I really enjoy peeing now, that's for sure.

Returning to Dr. Walker
At some point, I got the flu when I was being actively treated for Babesiosis. I went to my family doctor, Dr. Walker for a Z-pack. I would have gone to Burke, but, waiting times to see him were 10+ hours for an appointment.

People were just so very sick and he needed to take his time with them. It was the same when I would show up - he never rushed anyone. He read everything, he questioned everything.

Since I was in treatment, I told Dr. Walker what drugs I was on because I didn't need her to give me something that I couldn't take because of some bad interaction. My mother said not to breathe a word of my treatment - because Dr. Burke could lose his licenses or worse if Walker got too concerned.
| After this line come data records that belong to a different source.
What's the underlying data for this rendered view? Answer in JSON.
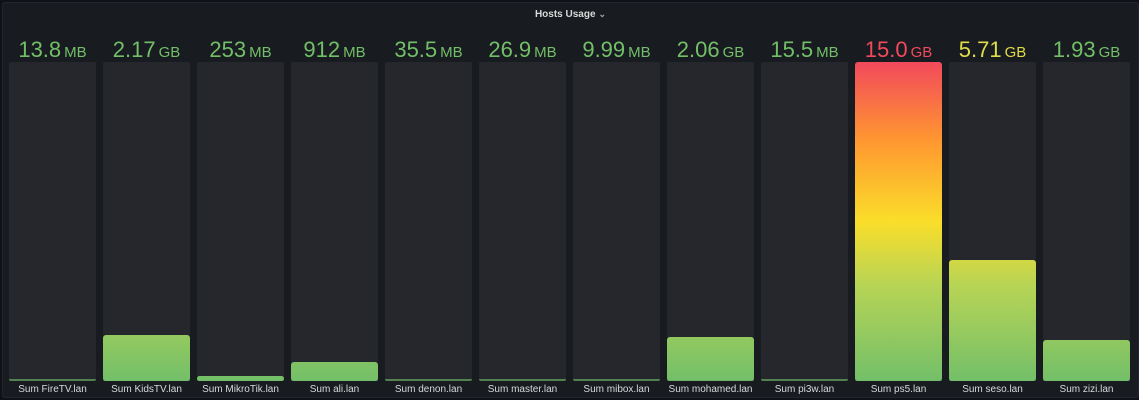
{
  "panel": {
    "title": "Hosts Usage",
    "chevron_icon": "chevron-down-icon"
  },
  "scale": {
    "min_gb": 0,
    "max_gb": 15.0
  },
  "colors": {
    "green": "#73bf69",
    "yellow": "#fade2a",
    "red": "#f2495c"
  },
  "bars": [
    {
      "label": "Sum FireTV.lan",
      "value": "13.8",
      "unit": "MB",
      "gb": 0.0138,
      "color": "#73bf69"
    },
    {
      "label": "Sum KidsTV.lan",
      "value": "2.17",
      "unit": "GB",
      "gb": 2.17,
      "color": "#73bf69"
    },
    {
      "label": "Sum MikroTik.lan",
      "value": "253",
      "unit": "MB",
      "gb": 0.253,
      "color": "#73bf69"
    },
    {
      "label": "Sum ali.lan",
      "value": "912",
      "unit": "MB",
      "gb": 0.912,
      "color": "#73bf69"
    },
    {
      "label": "Sum denon.lan",
      "value": "35.5",
      "unit": "MB",
      "gb": 0.0355,
      "color": "#73bf69"
    },
    {
      "label": "Sum master.lan",
      "value": "26.9",
      "unit": "MB",
      "gb": 0.0269,
      "color": "#73bf69"
    },
    {
      "label": "Sum mibox.lan",
      "value": "9.99",
      "unit": "MB",
      "gb": 0.00999,
      "color": "#73bf69"
    },
    {
      "label": "Sum mohamed.lan",
      "value": "2.06",
      "unit": "GB",
      "gb": 2.06,
      "color": "#73bf69"
    },
    {
      "label": "Sum pi3w.lan",
      "value": "15.5",
      "unit": "MB",
      "gb": 0.0155,
      "color": "#73bf69"
    },
    {
      "label": "Sum ps5.lan",
      "value": "15.0",
      "unit": "GB",
      "gb": 15.0,
      "color": "#f2495c"
    },
    {
      "label": "Sum seso.lan",
      "value": "5.71",
      "unit": "GB",
      "gb": 5.71,
      "color": "#e0dc4a"
    },
    {
      "label": "Sum zizi.lan",
      "value": "1.93",
      "unit": "GB",
      "gb": 1.93,
      "color": "#73bf69"
    }
  ]
}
But, I had to tell her. What was she going to do? She certainly didn't care enough to listen to me before, why would now be some revelation of rescue?

She looked them up and questioned why I was on these drugs. After all - as a patient, it is also my fault if a doctor doesn't do what another doctor would do. Like, I should know better. I have been accused of many things - "knowing better" has never been one of them.

She had heard of Babesiosis, which I found odd. I was assuming she knew nothing of it - so that was a nice surprise. Then she said, "Oh, you have been traveling?"

"No. I've been very sick with Lyme."

"Oh, everyone gets Lyme these days," she dismissed the sum total of my critical illness, my struggle, my fears, my pain - the sum told of half my life. In fact, she didn't even remember how she tested me and said I didn't have it. Maybe she thought I picked it up after I left her office in 1998.

Then she said: "But you can't have Babesiosis, it only exists on Block Island."

If I could feel crushed - I think I would have. But Lyme had already stolen my voice.